The current implementation provides a robust, end-to-end trace. However, it is not without limitations. The trace context stops at our Rust application; we have no visibility into Dgraph’s internal query execution path, as Dgraph does not natively support OpenTelemetry context propagation. True database-level observability would require instrumentation within the database itself.
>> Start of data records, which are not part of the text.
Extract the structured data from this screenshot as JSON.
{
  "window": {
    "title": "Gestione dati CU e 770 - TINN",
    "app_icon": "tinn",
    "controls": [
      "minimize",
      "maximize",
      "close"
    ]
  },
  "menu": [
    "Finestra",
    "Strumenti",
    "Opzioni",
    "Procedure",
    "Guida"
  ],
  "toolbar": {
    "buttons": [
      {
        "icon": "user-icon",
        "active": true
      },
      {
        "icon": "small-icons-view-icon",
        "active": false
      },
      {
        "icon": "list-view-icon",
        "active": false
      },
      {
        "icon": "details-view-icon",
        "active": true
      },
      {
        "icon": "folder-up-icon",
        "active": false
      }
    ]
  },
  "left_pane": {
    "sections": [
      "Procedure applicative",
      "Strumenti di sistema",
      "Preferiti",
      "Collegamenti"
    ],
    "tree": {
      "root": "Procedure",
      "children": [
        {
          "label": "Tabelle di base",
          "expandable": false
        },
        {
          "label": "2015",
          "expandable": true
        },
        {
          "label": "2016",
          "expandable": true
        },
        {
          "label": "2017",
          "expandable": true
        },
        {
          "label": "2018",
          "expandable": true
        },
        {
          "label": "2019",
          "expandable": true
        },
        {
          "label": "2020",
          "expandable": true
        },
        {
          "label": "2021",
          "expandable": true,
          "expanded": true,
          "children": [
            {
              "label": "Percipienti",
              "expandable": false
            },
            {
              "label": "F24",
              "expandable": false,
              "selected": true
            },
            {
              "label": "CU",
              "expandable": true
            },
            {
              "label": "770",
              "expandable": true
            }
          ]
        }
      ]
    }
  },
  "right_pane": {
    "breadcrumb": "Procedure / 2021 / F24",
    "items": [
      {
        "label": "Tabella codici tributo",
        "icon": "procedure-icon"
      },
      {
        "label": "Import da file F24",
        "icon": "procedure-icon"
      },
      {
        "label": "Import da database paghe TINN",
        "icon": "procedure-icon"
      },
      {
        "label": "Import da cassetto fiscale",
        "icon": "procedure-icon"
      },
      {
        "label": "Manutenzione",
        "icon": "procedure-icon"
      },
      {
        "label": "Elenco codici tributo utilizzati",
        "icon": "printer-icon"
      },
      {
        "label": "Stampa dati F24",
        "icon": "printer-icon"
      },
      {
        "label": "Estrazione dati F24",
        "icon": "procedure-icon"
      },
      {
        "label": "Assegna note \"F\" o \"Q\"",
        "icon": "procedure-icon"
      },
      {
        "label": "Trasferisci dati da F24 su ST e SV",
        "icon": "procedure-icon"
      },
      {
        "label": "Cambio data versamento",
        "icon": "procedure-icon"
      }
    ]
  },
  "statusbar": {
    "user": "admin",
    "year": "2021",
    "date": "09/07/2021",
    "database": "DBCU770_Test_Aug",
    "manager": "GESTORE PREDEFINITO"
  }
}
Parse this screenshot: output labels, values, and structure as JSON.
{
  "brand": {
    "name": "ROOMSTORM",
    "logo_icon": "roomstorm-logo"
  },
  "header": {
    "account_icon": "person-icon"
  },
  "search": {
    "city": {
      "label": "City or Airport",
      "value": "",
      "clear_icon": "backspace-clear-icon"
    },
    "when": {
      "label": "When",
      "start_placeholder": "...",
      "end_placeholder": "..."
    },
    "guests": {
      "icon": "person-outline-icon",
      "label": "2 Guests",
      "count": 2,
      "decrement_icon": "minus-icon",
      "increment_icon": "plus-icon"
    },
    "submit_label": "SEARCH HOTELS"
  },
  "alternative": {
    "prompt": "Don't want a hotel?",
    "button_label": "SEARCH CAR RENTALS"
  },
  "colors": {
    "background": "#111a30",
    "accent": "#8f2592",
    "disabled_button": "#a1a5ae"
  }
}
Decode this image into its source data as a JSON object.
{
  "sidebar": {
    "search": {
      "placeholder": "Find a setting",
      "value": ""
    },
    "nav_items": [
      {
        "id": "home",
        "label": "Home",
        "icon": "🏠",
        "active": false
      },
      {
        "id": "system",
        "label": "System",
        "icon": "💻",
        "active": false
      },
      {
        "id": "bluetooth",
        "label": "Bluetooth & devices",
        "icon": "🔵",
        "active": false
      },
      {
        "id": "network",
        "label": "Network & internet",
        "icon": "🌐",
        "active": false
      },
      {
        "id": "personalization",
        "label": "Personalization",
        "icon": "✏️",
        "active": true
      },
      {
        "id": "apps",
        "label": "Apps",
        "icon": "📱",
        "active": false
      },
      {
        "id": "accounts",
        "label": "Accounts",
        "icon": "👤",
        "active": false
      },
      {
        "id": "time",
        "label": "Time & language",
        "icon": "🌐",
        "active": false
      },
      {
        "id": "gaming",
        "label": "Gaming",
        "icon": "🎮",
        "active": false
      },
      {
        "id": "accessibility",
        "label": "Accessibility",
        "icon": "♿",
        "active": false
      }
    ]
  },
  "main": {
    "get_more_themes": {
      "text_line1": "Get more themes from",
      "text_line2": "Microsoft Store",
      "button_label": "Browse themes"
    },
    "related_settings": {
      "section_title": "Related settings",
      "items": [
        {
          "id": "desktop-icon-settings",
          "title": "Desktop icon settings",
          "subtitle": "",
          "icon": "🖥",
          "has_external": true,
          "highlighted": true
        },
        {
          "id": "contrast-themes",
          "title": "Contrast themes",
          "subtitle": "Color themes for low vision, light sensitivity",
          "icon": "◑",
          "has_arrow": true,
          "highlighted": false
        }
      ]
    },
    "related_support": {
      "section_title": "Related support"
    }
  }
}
Furthermore, we are only using the sentry-trace
header. The complementary baggage
header offers a powerful way to propagate business context—like feature flags, A/B test groups, or user IDs—from the frontend to the backend, enriching error reports and traces. Future iterations should focus on leveraging baggage to add this application-specific context. Finally, our CI pipeline can become a bottleneck as the Rust project grows; optimizing the debug symbol upload process, perhaps by using a dedicated symbol server or more advanced caching, will be necessary for maintaining fast build cycles.